Is there a more satisfying feeling in weightlifting than fully engaged biceps during a curl? If you find it, let us know. Meanwhile, we'll keep looking forward to arm day as the cherry atop any training split.
Here, we share five tips for making an already great arm day even better. These approaches and exercises will help you coax out more size, detail, and proportional development than you ever thought possible.
Tip 1: Get a Grip on the Perfect Biceps Workout
Maximizing your biceps development takes more than some curls tacked onto one of your regular workouts each week. You'll want to be more strategic by taking advantage of a key difference between biceps and your larger body parts.
"Like calves, biceps are a slow-twitch, red-muscle-fiber-dominant body part," says MuscleTech-sponsored athlete Fabian Petrina. "They recover more quickly, which is why I recommend training biceps twice per week: once with back and once with shoulders and triceps."
The biceps complex is actually made up of four distinct areas. Dedicate some of every workout to hitting each portion. Here's how to hit each area with simple grip changes in your curls:
- Biceps brachii short head: Wide grip
- Biceps brachii long head: Narrow grip
- Brachialis: Neutral grip (palms facing)
- Brachioradialis: Pronated grip (palms down)

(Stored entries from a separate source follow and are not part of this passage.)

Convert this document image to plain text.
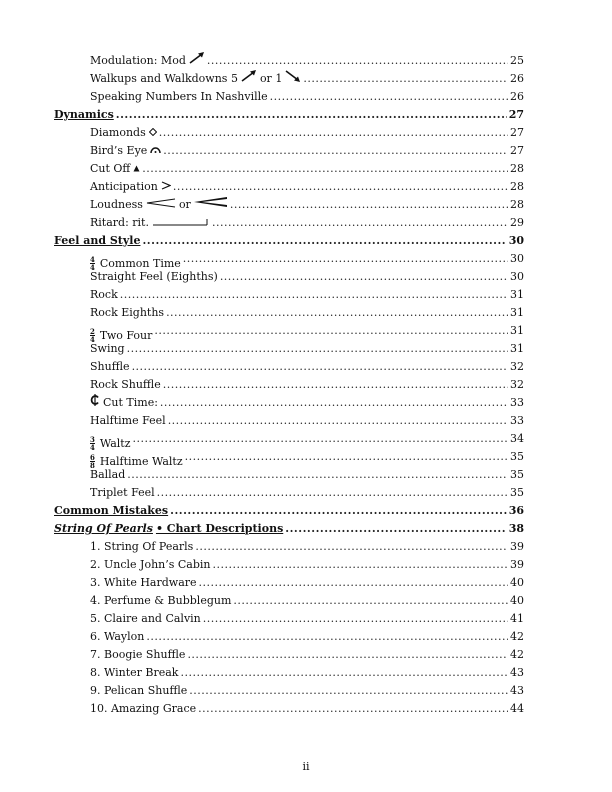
Modulation: Mod .....	25
Walkups and Walkdowns 5 or 1 .....	26
Speaking Numbers In Nashville .....	26
Dynamics .....	27
Diamonds .....	27
Bird’s Eye .....	27
Cut Off .....	28
Anticipation .....	28
Loudness	or .....	28
Ritard: rit. .....	29
Feel and Style .....	30
$\frac{4}{4}$ Common Time .....	30
Straight Feel (Eighths) .....	30
Rock .....	31
Rock Eighths .....	31
$\frac{2}{4}$ Two Four .....	31
Swing .....	31
Shuffle .....	32
Rock Shuffle .....	32
Cut Time: .....	33
Halftime Feel .....	33
$\frac{3}{4}$ Waltz .....	34
$\frac{6}{8}$ Halftime Waltz .....	35
Ballad .....	35
Triplet Feel .....	35
Common Mistakes .....	36
String Of Pearls • Chart Descriptions .....	38
1. String Of Pearls .....	39
2. Uncle John’s Cabin .....	39
3. White Hardware .....	40
4. Perfume & Bubblegum .....	40
5. Claire and Calvin .....	41
6. Waylon .....	42
7. Boogie Shuffle .....	42
8. Winter Break .....	43
9. Pelican Shuffle .....	43
10. Amazing Grace .....	44
ii
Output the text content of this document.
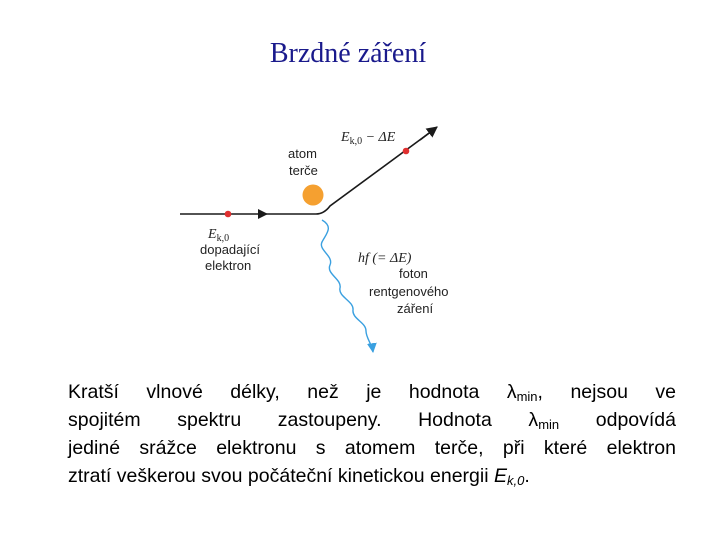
Brzdné záření
atom terče
Ek,0
dopadající elektron
Ek,0 − ΔE
hf (= ΔE)
foton rentgenového záření
Kratší vlnové délky, než je hodnota $\lambda_{min}$, nejsou ve
spojitém spektru zastoupeny. Hodnota $\lambda_{min}$ odpovídá
jediné srážce elektronu s atomem terče, při které elektron
ztratí veškerou svou počáteční kinetickou energii $E_{k,0}$.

Tip 2: Bash the Brachialis
The first thought about the biceps is all about the peak, and the higher, the better. That's a function of your genetics (so thank your parents, either sincerely or sarcastically) and the development of the aforementioned long head of the biceps brachii.
That said, you can also build the brachialis, that muscle running beneath the biceps brachii, thus giving a bit more girth to the upper arm, as well as a higher platform for that peak to stand on. The brachialis, again, is best activated when you're curling with your palms facing one another. The cross-body hammer curl and cable rope hammer curl are two movements that employ this neutral grip.
Tip 3: Shift Your Lifts
Positioning your elbows in different places in relation to your body alters the stimulus as well. During most curls, your elbows are at your sides. This is a solid biceps-building position, but you can emphasize the short or long head by moving your elbows in front of or behind your body.
For instance, doing an incline dumbbell curl will put your elbows behind you, putting the long head of the biceps brachii into a stretched position. This makes for a stronger contraction. You can also accomplish this stretching during a drag curl, allowing your elbows to drift behind your back as you lift the bar up.
On the flip side, during a preacher curl, your elbows are out in front of your body. This emphasizes the short head. You can further promote the activation of the short head by doing a wide-grip move like EZ curls holding the outer angle, or a simple wide-grip barbell preacher curl.
Tip 4: Ditch Your Doubts About Machines
Big arms are built with basics: close-grip bench presses, skullcrushers, standing curls, and the like. But the old-school view of machines as inferior to barbell and dumbbell classics should be tucked away with your Zubaz and rag tops, never to see the light of day again. Machines have come a long way from the days of awkward ranges of motion and rickety construction.
The leverage and fixed range of motion that machines provide generally mean you can handle a bit more weight than you would doing a similar free-weight version. While this doesn't trump the idea of calling on ancillary muscle groups to stabilize your body as you do during a barbell or dumbbell exercise, it does provide an additional stimulus variant for your workouts. A complete biceps workout should involve both modes of movement. You should make use of the preacher curl machine in particular.
The preacher machine takes the same premise as barbell and dumbbell preacher curls and adds the fixed range of motion and ease of a machine. It's perfect for a dropset finisher on the tail end of your workout, but does just as well as a higher-weight, lower-rep anchor movement near the front end of a biceps routine.
Tip 5: Pair Up for Maximum Pump
Supersetting biceps and triceps exercises is a popular method for attacking an arm day. By going back and forth between these two complementary body parts, you'll pull more blood into the upper arm, enhancing the pump. Since you'll be resting the triceps when the biceps is working and vice versa, it will cut down the time spent waiting around as you recover for the next set, therefore upping the intensity.